Today is supposed to be warmer, with the temperature reaching just above the freezing point, and this Saturday the temperature is expected to reach forty. For many of you who live in the southern part of the country, this might seem cold, but in my neck of the woods, this means snowmelt, and road limits. Actually, road limits have been on the road we live on for a couple of days, but if the weather continue a steady warming, as it looks it will, then these will hopefully be off as fast as they arrived.
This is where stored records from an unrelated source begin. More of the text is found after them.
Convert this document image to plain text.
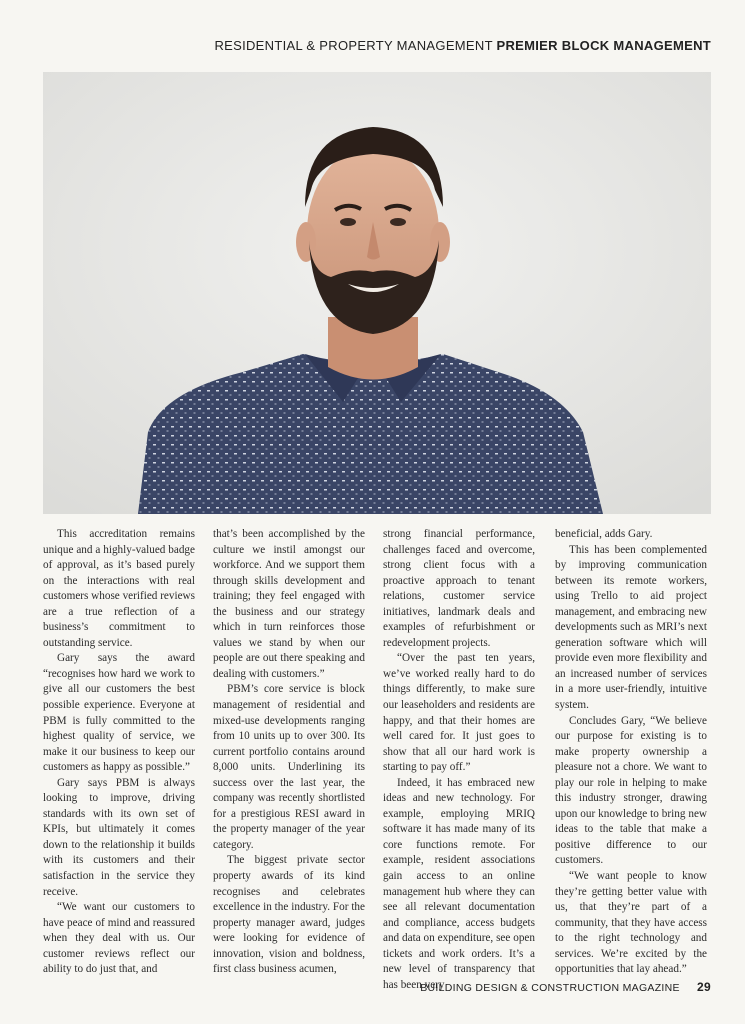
RESIDENTIAL & PROPERTY MANAGEMENT PREMIER BLOCK MANAGEMENT

This accreditation remains unique and a highly-valued badge of approval, as it’s based purely on the interactions with real customers whose verified reviews are a true reflection of a business’s commitment to outstanding service.

Gary says the award “recognises how hard we work to give all our customers the best possible experience. Everyone at PBM is fully committed to the highest quality of service, we make it our business to keep our customers as happy as possible.”

Gary says PBM is always looking to improve, driving standards with its own set of KPIs, but ultimately it comes down to the relationship it builds with its customers and their satisfaction in the service they receive.

“We want our customers to have peace of mind and reassured when they deal with us. Our customer reviews reflect our ability to do just that, and

that’s been accomplished by the culture we instil amongst our workforce. And we support them through skills development and training; they feel engaged with the business and our strategy which in turn reinforces those values we stand by when our people are out there speaking and dealing with customers.”

PBM’s core service is block management of residential and mixed-use developments ranging from 10 units up to over 300. Its current portfolio contains around 8,000 units. Underlining its success over the last year, the company was recently shortlisted for a prestigious RESI award in the property manager of the year category.

The biggest private sector property awards of its kind recognises and celebrates excellence in the industry. For the property manager award, judges were looking for evidence of innovation, vision and boldness, first class business acumen,

strong financial performance, challenges faced and overcome, strong client focus with a proactive approach to tenant relations, customer service initiatives, landmark deals and examples of refurbishment or redevelopment projects.

“Over the past ten years, we’ve worked really hard to do things differently, to make sure our leaseholders and residents are happy, and that their homes are well cared for. It just goes to show that all our hard work is starting to pay off.”

Indeed, it has embraced new ideas and new technology. For example, employing MRIQ software it has made many of its core functions remote. For example, resident associations gain access to an online management hub where they can see all relevant documentation and compliance, access budgets and data on expenditure, see open tickets and work orders. It’s a new level of transparency that has been very

beneficial, adds Gary.

This has been complemented by improving communication between its remote workers, using Trello to aid project management, and embracing new developments such as MRI’s next generation software which will provide even more flexibility and an increased number of services in a more user-friendly, intuitive system.

Concludes Gary, “We believe our purpose for existing is to make property ownership a pleasure not a chore. We want to play our role in helping to make this industry stronger, drawing upon our knowledge to bring new ideas to the table that make a positive difference to our customers.

“We want people to know they’re getting better value with us, that they’re part of a community, that they have access to the right technology and services. We’re excited by the opportunities that lay ahead.”

BUILDING DESIGN & CONSTRUCTION MAGAZINE 29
Spring is a great time of year, but it is also, what I believe to be the most drastic time of year. Summer will just seemingly arrive one day, when someone realizes that hey, it is warm enough to swim, and fall likes to sneak in, with the leaves changing color over several weeks, and then falling to the ground to be raked into big piles to be jumped in and maybe a few for compost. Winter is just as slow to come, with snow flurries here and there, and cold nights and moderate days. Spring might take just as long as all of the other transitions, but with snow one day, and thunder showers the next, followed by lightning storms, and mud, it at the least seems like it is a much quicker transition.
If you have been waiting for spring's arrival to get out and work in your garden, chances are if it has not come to your neighborhood yet, it is almost there, so dig out your rakes and cultivators, make your shopping list of plants to add, as she is about to sweep across neighborhoods coast to coast!